Mamoste, Yozgat’ın coğrafik olarak dillere destan çamlığı dışında bir ayrıcalığı yok. Tipik bir Anadolu coğrafyası. Ama yapısal ve tarihsel olarak bilinmeye değer. Bizim iki Kemalimiz var. Biri Mustafa Kemal ki, en az sevildiği ildir Yozgat, dillere destan Çapanoğlu İsyanı’ndan dolayı 60 yıl ceza vermiş ve 60 yıl hiçbir yatırım yapılmamış. Biri de Kaymakam Kemal. Kaldığımız kazada heykeli var Kaymakam Kemal’in. Ondan hatıra kalan Ermeni deremiz var. Anlatmayacağım, yüreğin burkulur...
Bir de Deniz Gezmiş geçmiştir oradan. Peşinde Ankara’dan askerlerle… Her yüreğe sevda Deniz Gezmiş! Benim de ilk sevdamdır.
Bir de olabildiğince kendi kültürel yapısını korumuş otantik köylerimiz var. Arnavut, Türkmen, Çerkez, Alevi, Bulgar göçmeni ve sürgün Kürtleri. Sünnilerimiz de bol. Kendileri yok ama her yerde ayak izleri, ellerinin-emeğinin hüneri Ermeni kalıntıları da var. Adeta yaşam ekmişler uğradıkları her yere… Onlardan kalma bahçeler var ki cennetten bir köşe sanırsın. Bölgede yetişmeyen meyveler bile emeklerinin hürmetine yeşermiş bahçelerinde...
... Yüzünü kızartacağım ama işkencemi uzatmak istemiyorum. Onun için bir çırpıda söylüyorum; okumamı önerdiğin kitaplar ben de yok Mamoste... Ne Leyla Erbil’in kitapları var, ne de diğerleri.
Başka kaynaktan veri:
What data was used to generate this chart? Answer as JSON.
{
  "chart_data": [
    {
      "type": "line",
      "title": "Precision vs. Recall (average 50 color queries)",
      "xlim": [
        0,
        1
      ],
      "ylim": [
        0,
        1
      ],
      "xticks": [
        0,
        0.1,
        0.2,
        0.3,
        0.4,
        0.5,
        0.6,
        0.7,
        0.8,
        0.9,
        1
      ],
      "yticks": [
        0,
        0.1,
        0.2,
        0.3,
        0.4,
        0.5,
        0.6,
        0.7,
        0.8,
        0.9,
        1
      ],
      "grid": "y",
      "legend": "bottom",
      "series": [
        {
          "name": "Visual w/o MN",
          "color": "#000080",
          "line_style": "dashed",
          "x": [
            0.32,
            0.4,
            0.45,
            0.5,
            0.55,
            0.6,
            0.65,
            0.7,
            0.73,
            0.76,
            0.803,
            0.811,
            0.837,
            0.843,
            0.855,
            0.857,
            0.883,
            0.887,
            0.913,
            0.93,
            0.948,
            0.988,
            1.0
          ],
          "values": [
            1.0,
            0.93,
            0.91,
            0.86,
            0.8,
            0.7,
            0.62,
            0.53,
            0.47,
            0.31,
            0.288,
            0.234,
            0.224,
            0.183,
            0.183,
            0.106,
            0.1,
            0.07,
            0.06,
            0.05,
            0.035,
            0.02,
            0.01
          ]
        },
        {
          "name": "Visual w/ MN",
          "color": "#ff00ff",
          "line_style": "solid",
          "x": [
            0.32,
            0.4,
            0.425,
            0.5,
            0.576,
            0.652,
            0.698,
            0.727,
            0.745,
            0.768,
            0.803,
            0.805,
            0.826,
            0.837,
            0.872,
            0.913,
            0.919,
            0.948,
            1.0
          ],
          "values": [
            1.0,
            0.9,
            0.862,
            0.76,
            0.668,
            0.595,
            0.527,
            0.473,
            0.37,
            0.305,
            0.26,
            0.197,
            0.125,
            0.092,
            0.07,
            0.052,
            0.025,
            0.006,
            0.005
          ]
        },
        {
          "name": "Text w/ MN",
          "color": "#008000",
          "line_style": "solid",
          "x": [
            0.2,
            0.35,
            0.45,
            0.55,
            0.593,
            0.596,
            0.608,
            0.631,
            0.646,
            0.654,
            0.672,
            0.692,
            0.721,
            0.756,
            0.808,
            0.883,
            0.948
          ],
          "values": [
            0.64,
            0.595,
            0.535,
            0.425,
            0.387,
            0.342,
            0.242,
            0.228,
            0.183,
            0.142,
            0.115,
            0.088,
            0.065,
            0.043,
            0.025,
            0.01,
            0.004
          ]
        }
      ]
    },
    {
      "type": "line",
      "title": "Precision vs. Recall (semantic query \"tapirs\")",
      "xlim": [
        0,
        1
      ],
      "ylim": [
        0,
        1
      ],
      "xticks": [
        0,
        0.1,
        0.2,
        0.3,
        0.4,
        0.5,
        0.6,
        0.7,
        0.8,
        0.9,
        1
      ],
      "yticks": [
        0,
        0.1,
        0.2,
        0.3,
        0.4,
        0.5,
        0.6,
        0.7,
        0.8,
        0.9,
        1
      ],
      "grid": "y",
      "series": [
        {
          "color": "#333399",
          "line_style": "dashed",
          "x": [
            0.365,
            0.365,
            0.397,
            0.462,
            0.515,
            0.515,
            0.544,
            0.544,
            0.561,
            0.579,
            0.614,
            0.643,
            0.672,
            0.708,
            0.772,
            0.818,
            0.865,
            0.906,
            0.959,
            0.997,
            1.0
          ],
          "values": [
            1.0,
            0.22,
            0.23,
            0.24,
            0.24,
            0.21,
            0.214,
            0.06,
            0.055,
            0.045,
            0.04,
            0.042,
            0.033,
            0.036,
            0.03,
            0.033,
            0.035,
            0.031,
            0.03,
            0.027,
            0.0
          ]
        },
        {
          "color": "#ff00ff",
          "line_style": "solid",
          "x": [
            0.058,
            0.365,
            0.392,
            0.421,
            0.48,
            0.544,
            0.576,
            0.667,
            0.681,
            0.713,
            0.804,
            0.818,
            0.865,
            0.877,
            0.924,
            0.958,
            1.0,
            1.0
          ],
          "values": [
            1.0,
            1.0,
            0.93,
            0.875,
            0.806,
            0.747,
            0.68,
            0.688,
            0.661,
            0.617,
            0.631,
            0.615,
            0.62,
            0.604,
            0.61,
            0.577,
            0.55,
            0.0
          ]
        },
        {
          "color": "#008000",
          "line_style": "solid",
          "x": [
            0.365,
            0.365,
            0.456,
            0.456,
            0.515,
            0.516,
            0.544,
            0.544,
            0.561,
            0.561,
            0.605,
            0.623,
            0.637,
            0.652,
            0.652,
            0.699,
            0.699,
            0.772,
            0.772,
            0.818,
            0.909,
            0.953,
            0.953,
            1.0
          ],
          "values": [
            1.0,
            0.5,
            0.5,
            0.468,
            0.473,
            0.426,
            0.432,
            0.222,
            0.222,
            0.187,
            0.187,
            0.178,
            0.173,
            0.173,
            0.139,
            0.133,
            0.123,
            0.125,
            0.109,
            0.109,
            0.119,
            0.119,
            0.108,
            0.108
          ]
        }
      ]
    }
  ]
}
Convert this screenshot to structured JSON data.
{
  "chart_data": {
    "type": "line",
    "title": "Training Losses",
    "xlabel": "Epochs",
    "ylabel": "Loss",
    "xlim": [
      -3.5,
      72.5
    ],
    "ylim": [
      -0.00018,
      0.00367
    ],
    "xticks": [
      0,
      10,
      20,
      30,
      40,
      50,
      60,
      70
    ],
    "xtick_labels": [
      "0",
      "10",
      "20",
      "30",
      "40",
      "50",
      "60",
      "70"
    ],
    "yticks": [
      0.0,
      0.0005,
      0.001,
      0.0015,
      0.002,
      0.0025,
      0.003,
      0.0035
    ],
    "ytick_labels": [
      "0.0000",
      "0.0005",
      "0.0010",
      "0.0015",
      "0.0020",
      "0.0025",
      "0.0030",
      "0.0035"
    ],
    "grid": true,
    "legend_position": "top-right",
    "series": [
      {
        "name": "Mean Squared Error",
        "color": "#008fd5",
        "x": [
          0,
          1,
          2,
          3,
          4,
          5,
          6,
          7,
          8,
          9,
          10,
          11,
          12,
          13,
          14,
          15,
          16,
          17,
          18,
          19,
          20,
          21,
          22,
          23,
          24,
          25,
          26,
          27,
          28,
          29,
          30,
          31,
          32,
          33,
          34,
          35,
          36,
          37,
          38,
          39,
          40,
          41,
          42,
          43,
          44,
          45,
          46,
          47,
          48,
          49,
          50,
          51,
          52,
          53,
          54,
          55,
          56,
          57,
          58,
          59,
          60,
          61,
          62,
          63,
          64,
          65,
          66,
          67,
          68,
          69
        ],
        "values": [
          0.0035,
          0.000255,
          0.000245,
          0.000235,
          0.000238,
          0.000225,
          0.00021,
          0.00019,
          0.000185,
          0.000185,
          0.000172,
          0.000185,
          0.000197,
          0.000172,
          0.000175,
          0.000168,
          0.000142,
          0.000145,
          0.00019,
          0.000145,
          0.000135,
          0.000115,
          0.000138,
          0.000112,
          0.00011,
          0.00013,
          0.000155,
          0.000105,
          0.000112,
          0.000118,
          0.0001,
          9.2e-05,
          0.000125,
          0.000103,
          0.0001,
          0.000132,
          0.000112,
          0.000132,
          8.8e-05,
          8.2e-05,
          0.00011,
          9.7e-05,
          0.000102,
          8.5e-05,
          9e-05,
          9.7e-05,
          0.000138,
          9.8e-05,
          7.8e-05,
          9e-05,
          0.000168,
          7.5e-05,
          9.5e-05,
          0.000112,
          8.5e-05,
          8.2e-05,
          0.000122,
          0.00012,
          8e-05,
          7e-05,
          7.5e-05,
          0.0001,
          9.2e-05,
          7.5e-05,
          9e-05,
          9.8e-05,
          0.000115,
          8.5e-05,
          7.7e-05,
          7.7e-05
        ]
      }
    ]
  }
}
Kitap isteyebileceğim bir tanıdık da yok dışarıda... Burası Muş, yokuşu kadar inişi olsa da hep yokuş tarafı görülür. Kütüphanemiz oldukça gariban. Sürgün giden arkadaşlar da içinden seçip yanlarında götürmüşler... ...”
Yüreğin ağırlığı, günün karanlığı; Karanlığın Günü…
Leyla Erbil’den, ‘Kalan’ı yazmıştı Büşra ‘içeride’yken:
Kürtler hep ‘bizdendi’, adı, dili gizli! Hepsiyle birlikte var oldum. "Onlar, ötekiler! Bizim ötekilerimiz. Ötekilerin bizi kimdir?"
Kalan bunlar değil sadece, Kalan -kaldığı kadarıyla- İstanbul, Kalan hukuksuzluk, Kalan faili meçhul olanlar, Kalan annelik, ablalık, erkeklik, babalık, üvey babalık… Kalan aynalı pasaj, Kalan kesilip erkek kardeşe çorba yapılan tavuk İshak, Kalan "İyiyle kötüye karar vermiş otoritenin yarattığı kahraman gölgeleri…"
Bir mum yakıyor bir yerlerde birileri; gölgeler oynaşıyor karanlıkta, gece uzun…
“Dargeçit’te, kuyuda bulunan kemiklerin bir kısmının on üç yaşındaki Seyhan Doğan'a ait olduğu tespit edildi,” haberini okudum bugün.
Devlet babanın kahramanlık gölgeleri… Karanlıklardan da karanlık, kanlı gölgeleri…
Leyla Erbil’in ölüm haberiyle birlikte okudum.
“Franz Kafka’nın baba figürü bende ‘devlet’ olarak yerini almış olabilir. Kafka’nın babası oğlunu yaralamış.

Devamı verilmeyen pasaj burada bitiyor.